Consensus Report

Preliminary Principles and Guidelines for Archiving Environmental and Geospatial Data at NOAA: Interim Report (2006)

Each report is produced by a committee of experts selected by the Academy to address a particular statement of task and is subject to a rigorous, independent peer review; while the reports represent views of the committee, they also are endorsed by the Academy. Learn more on our expert consensus reports.
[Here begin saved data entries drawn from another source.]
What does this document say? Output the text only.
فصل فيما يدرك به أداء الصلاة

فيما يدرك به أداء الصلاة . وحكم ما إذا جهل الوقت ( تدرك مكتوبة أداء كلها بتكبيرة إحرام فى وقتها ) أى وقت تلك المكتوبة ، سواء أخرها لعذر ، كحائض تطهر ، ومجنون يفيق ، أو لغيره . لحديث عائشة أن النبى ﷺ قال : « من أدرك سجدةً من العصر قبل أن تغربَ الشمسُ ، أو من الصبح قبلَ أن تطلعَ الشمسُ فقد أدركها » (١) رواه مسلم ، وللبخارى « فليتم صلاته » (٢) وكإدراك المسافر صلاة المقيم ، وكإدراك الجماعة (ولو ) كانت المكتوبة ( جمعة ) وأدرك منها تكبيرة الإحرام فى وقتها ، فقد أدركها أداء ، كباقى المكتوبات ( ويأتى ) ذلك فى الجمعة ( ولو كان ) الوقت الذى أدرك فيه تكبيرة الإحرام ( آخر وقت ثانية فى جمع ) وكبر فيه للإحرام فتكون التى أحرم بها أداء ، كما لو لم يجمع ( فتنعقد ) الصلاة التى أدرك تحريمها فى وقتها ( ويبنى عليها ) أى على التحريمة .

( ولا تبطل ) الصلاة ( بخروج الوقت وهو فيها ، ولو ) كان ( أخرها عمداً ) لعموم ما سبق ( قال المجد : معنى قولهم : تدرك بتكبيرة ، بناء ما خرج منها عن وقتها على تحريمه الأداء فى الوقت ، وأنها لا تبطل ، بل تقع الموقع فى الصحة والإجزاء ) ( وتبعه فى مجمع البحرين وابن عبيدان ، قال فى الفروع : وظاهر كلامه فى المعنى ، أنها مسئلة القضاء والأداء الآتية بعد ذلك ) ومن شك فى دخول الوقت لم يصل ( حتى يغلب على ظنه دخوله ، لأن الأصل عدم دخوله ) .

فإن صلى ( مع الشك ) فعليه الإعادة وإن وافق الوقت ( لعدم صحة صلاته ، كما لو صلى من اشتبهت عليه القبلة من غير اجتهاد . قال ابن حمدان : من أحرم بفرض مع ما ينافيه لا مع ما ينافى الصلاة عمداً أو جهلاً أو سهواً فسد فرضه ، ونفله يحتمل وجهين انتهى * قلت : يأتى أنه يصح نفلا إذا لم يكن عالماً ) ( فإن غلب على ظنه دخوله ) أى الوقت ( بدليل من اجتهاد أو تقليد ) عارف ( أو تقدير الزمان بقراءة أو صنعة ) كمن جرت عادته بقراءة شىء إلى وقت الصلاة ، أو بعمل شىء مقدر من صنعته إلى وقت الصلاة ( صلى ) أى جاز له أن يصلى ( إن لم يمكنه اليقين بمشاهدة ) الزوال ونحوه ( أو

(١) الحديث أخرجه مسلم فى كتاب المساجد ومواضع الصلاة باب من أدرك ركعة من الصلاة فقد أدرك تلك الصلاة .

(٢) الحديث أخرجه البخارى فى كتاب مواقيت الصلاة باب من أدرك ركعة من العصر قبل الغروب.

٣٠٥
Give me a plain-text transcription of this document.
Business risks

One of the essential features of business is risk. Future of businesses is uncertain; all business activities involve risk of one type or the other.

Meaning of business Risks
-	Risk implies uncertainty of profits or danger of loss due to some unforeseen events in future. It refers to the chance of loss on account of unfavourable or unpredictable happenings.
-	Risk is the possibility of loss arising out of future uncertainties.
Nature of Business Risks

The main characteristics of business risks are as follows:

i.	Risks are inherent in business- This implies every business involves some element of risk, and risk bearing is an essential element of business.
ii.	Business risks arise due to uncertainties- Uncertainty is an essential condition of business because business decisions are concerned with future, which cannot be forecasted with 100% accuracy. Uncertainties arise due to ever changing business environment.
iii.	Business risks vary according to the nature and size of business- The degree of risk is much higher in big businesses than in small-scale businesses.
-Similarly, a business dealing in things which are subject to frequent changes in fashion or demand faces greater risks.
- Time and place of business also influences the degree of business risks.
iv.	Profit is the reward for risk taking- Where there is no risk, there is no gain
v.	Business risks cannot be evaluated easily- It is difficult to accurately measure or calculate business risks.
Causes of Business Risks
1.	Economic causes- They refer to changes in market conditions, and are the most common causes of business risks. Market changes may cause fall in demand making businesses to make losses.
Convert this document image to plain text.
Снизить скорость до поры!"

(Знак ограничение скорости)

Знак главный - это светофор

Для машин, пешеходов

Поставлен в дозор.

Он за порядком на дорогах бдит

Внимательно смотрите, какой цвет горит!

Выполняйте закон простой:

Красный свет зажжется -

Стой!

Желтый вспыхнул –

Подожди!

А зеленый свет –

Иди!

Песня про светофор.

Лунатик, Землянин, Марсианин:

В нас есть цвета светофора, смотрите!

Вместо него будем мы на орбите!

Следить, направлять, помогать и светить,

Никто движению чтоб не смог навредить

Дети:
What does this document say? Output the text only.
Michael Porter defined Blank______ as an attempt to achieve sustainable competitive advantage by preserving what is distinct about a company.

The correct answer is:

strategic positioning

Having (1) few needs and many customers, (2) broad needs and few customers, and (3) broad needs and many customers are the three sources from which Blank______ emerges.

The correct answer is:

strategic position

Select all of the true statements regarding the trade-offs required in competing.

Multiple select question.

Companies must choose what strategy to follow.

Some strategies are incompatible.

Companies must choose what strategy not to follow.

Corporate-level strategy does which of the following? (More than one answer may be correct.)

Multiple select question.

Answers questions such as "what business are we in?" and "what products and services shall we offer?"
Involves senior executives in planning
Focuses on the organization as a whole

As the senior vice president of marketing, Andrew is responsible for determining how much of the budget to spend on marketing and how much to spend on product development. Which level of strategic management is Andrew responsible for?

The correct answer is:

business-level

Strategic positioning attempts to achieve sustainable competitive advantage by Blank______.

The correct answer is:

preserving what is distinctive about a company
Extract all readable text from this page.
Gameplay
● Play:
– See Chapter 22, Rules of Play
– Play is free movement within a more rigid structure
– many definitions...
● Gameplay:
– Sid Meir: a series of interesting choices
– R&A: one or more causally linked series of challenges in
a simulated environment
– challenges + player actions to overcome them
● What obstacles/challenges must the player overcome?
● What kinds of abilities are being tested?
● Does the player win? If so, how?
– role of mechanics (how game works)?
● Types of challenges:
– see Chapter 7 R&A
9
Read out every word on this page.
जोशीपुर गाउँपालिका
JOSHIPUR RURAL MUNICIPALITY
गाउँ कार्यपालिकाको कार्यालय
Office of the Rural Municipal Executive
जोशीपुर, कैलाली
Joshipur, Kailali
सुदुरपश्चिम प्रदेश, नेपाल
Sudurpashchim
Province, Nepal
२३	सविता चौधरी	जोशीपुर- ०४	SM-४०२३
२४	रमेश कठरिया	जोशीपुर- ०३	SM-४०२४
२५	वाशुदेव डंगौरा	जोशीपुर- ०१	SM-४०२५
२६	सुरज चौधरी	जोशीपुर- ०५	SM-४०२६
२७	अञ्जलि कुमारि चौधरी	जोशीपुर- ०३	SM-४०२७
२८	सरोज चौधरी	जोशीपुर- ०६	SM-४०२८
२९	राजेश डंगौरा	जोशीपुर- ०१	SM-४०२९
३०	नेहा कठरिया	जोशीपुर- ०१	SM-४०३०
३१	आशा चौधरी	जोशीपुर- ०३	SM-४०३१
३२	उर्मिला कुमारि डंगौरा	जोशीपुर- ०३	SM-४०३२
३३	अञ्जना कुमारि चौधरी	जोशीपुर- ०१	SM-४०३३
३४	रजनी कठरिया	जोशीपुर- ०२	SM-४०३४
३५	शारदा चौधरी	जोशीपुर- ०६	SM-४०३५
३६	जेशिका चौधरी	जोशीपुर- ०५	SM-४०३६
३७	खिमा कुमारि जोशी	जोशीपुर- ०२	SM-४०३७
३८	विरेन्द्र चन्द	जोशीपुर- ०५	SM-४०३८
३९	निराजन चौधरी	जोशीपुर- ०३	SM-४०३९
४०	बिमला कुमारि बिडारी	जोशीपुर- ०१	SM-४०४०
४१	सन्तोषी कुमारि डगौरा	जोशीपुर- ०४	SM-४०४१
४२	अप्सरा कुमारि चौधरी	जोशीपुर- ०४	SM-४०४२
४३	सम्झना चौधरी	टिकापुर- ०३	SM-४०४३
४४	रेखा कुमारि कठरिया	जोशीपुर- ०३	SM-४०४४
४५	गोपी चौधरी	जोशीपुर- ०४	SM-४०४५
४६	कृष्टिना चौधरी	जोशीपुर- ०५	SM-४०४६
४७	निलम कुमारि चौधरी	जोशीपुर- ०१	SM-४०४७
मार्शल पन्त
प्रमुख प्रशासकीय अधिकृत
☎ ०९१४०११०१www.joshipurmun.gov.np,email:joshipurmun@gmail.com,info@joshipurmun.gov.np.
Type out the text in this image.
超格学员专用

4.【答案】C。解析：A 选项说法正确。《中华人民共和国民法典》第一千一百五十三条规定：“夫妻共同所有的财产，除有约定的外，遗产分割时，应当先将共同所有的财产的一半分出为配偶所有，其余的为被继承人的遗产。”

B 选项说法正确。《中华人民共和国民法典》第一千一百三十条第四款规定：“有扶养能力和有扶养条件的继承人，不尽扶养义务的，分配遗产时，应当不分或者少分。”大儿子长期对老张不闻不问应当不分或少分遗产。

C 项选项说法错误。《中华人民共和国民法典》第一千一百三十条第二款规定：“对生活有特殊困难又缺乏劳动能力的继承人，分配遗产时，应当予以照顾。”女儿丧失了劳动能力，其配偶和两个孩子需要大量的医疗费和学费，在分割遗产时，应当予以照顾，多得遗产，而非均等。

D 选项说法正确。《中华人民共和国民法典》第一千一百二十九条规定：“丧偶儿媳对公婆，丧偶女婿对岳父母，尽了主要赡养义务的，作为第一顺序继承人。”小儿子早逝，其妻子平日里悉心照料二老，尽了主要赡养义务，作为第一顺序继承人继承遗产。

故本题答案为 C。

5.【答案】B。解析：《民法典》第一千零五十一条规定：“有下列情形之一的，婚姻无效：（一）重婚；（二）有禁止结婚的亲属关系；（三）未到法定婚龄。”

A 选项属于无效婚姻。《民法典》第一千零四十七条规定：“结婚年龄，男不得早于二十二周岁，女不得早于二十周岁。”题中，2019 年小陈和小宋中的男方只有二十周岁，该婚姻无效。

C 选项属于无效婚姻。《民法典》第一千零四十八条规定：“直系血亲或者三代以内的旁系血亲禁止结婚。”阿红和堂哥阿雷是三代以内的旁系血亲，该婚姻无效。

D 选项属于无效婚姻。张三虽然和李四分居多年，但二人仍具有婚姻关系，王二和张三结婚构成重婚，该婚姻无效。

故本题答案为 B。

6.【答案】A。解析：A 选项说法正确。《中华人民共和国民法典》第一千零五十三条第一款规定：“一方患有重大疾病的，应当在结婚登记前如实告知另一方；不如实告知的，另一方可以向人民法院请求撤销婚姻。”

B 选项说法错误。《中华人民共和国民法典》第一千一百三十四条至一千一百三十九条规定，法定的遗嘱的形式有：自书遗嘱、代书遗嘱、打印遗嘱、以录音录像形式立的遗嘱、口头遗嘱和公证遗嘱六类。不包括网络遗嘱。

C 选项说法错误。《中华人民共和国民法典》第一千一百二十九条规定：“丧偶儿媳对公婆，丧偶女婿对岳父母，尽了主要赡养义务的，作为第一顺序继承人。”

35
The National Oceanic and Atmospheric Administration (NOAA) collects and manages a wide range of environmental and geospatial data to fulfill its mission requirements -- data that stretch from the surface of the sun to the core of the earth, and affect every aspect of society. With limited resources and enormous growth in data volumes, NOAA asked the National Academies for advice on how to archive and provide access to these data. This interim report offers preliminary principles and guidelines that NOAA and its partners can use to begin planning specific archiving strategies for the data streams they currently collect. For example, the report concludes that the decision to archive environmental or geospatial data should be driven by its current or future value to society, and that funding for environmental and geospatial measurements should include sufficient resources to archive and provide access to the data these efforts generate. The preliminary principles and guidelines proposed in this interim report will be refined and expanded to cover data access issues in a final report expected to be released in 2007.

Key Messages

  • All data that are welldocumented, are of known quality, and represent systematic collections or characterizations of the state of the environment should be archived in their most primitive useful form.
  • Broad community representation is essential to establish the process whereby data proposed for archiving can be evaluated and prioritized in terms of scientific and societal benefits.
  • Decisions not to archive data permanently should only occur when the original and predicted purpose of the data has been satisfied, or when the cost of storing the data exceeds the cost of regeneration, and should be made in collaboration with the appropriate user communities.
  • Funding for Earth System measurements should include sufficient resources to archive and provide ready and easy access to these data for extended periods of time.
  • Metadata that completely document and describe archived data should be created and preserved to ensure the enhancement of knowledge for scientific and societal benefit.
  • NOAA's archival process should be designed to allow the integrated exploitation of data from multiple sources to answer environmental questions and support the total life-cycle aspects of individual data sets.
  • Scientific data stewardship should be applied to all archived information so it is preserved, continually accessible, and can be supplemented with additional data as discoveries build understanding and knowledge.
  • The decision to archive or continue to archive data or model output should be driven by its current or future value to society.
  • The environmental and geospatial data collected by NOAA and its partners, including model output, are an invaluable resource that should be archived and made accessible in a form that allows researchers and educators to conduct analyses and generate products necessary to accurately describe the Earth System.